Notes from India (2). Food in India
Above: Outdoor Market. Fatehpur Sikri, Uttar Pradesh, India. 04 April 2024.
The above image, captured through the window of our minibus as we passed through Fatehpur Sikri, Rajasthan, of fruit sellers seems to indicate food in abundance. When TIMDT and Mwah (sic) first arrived in India in 1972, India, with a population of 550 million was a net importer of food. Today, as we return to India in 2024, with its population of 1.4 billion, India is a net exporter of food. India's food production achievement over the last fifty years is one of the great, yet today, underappreciated and little talked about world scale success stories of our time. How did India achieve food self-sufficiency in the last fifty years while growing its population by nearly a factor of three?

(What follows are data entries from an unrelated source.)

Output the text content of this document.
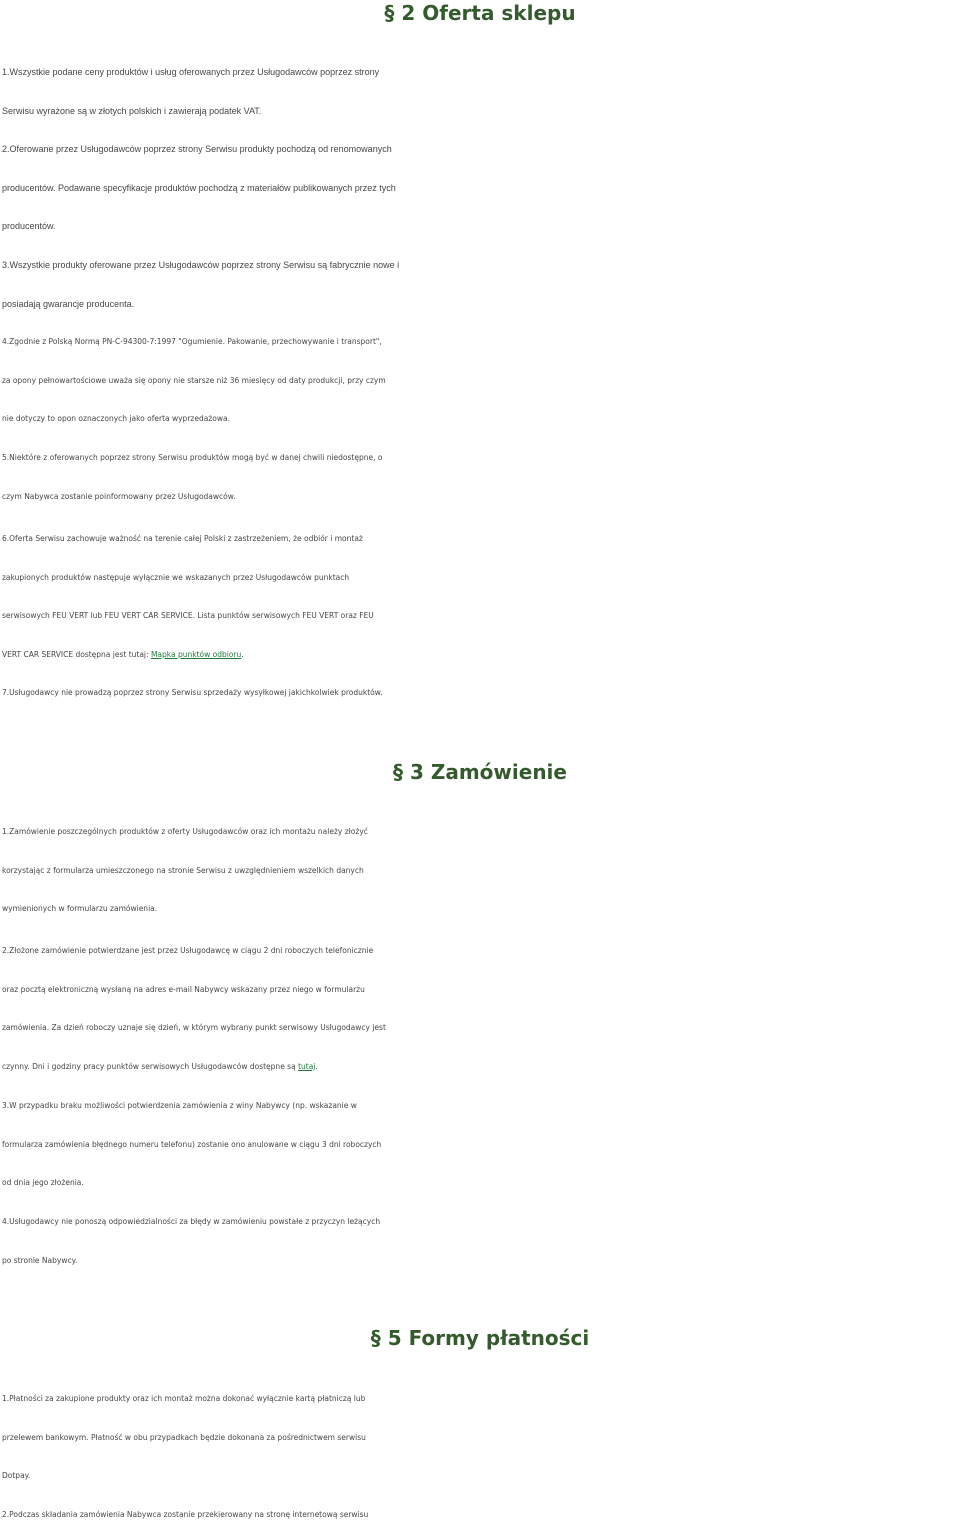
§ 2 Oferta sklepu

1.Wszystkie podane ceny produktów i usług oferowanych przez Usługodawców poprzez strony
Serwisu wyrażone są w złotych polskich i zawierają podatek VAT.

2.Oferowane przez Usługodawców poprzez strony Serwisu produkty pochodzą od renomowanych
producentów. Podawane specyfikacje produktów pochodzą z materiałów publikowanych przez tych
producentów.

3.Wszystkie produkty oferowane przez Usługodawców poprzez strony Serwisu są fabrycznie nowe i
posiadają gwarancje producenta.

4.Zgodnie z Polską Normą PN-C-94300-7:1997 "Ogumienie. Pakowanie, przechowywanie i transport",
za opony pełnowartościowe uważa się opony nie starsze niż 36 miesięcy od daty produkcji, przy czym
nie dotyczy to opon oznaczonych jako oferta wyprzedażowa.

5.Niektóre z oferowanych poprzez strony Serwisu produktów mogą być w danej chwili niedostępne, o
czym Nabywca zostanie poinformowany przez Usługodawców.

6.Oferta Serwisu zachowuje ważność na terenie całej Polski z zastrzeżeniem, że odbiór i montaż
zakupionych produktów następuje wyłącznie we wskazanych przez Usługodawców punktach
serwisowych FEU VERT lub FEU VERT CAR SERVICE. Lista punktów serwisowych FEU VERT oraz FEU
VERT CAR SERVICE dostępna jest tutaj: Mapka punktów odbioru.

7.Usługodawcy nie prowadzą poprzez strony Serwisu sprzedaży wysyłkowej jakichkolwiek produktów.

§ 3 Zamówienie

1.Zamówienie poszczególnych produktów z oferty Usługodawców oraz ich montażu należy złożyć
korzystając z formularza umieszczonego na stronie Serwisu z uwzględnieniem wszelkich danych
wymienionych w formularzu zamówienia.

2.Złożone zamówienie potwierdzane jest przez Usługodawcę w ciągu 2 dni roboczych telefonicznie
oraz pocztą elektroniczną wysłaną na adres e-mail Nabywcy wskazany przez niego w formularzu
zamówienia. Za dzień roboczy uznaje się dzień, w którym wybrany punkt serwisowy Usługodawcy jest
czynny. Dni i godziny pracy punktów serwisowych Usługodawców dostępne są tutaj.

3.W przypadku braku możliwości potwierdzenia zamówienia z winy Nabywcy (np. wskazanie w
formularza zamówienia błędnego numeru telefonu) zostanie ono anulowane w ciągu 3 dni roboczych
od dnia jego złożenia.

4.Usługodawcy nie ponoszą odpowiedzialności za błędy w zamówieniu powstałe z przyczyn leżących
po stronie Nabywcy.

§ 5 Formy płatności

1.Płatności za zakupione produkty oraz ich montaż można dokonać wyłącznie kartą płatniczą lub
przelewem bankowym. Płatność w obu przypadkach będzie dokonana za pośrednictwem serwisu
Dotpay.

2.Podczas składania zamówienia Nabywca zostanie przekierowany na stronę internetową serwisu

Agricultural scientists developed higher yield varieties of grain, that's how. Norman Borlaug (of course every American school child knows Borlaug's name by heart - not) was an American agronomist who led initiatives worldwide in the mid 1960's that contributed to the extensive increases in agricultural production termed the Green Revolution. Borlaug was awarded multiple honors for his work, including the Nobel Peace Prize, the Presidential Medal of Freedom and the congressional gold medal. Borlaug was often called "the father of the Green Revolution" and is credited with saving over a billion people worldwide from starvation. Today, Borlaug and his miracle achievements in food production, at least in the popular consciousness, are all but forgotten.
Above: Norman Borlaugh
Planting Borlaug's seeds in India led to record production year after year post 1970. There is still hunger in India. It is estimated that 15% of India's population receives inadequate nutrition. Authorities say such food deficiencies relate to distribution issues and not to food shortages.
Perhaps the reason that the success of the Green Revolution isn't widely appreciated today is that its accomplishment runs afoul of the narrative that there are too many people in the world. The "eat only non-genetically modified food (GMO) movement" is a tool used by progressives, without scientific justification, to convince gullible Westerners that Green Revolution's putative success is illusory due to the supposed harmful effects of genetically modified seeds. *** The ruse has worked. Today, most parts of the developed world, still adhering to the narrative that there are too many people in the world, are on the cusp of a population decline driven by low family formation and low birthrates. Declining populations will result in a lower standard of living as fewer workers (without unlikely whopping productivity gains) will be available to spur continued economic growth.
India is not so gullible as the West. India is aspirational as Western Culture cowers. Through use of science, India has shown that she can produce enough food for a growing population and with accompanying economic growth, now at 5%, increase prosperity for all of her citizens. With her growing population, look for India to take an increasing share of the world's output while simultaneously improving her peoples' standard of living. There may be other reasons to question India's future, but her agricultural success is not one of them.
Moral? Doubt so-called conventional wisdom driven by ideological narrative. Be like India. Use science to grow.
*** The fact that the believers in the harm of consuming GMO food are also strong supporters of the mRNA vaccines is another story for another time.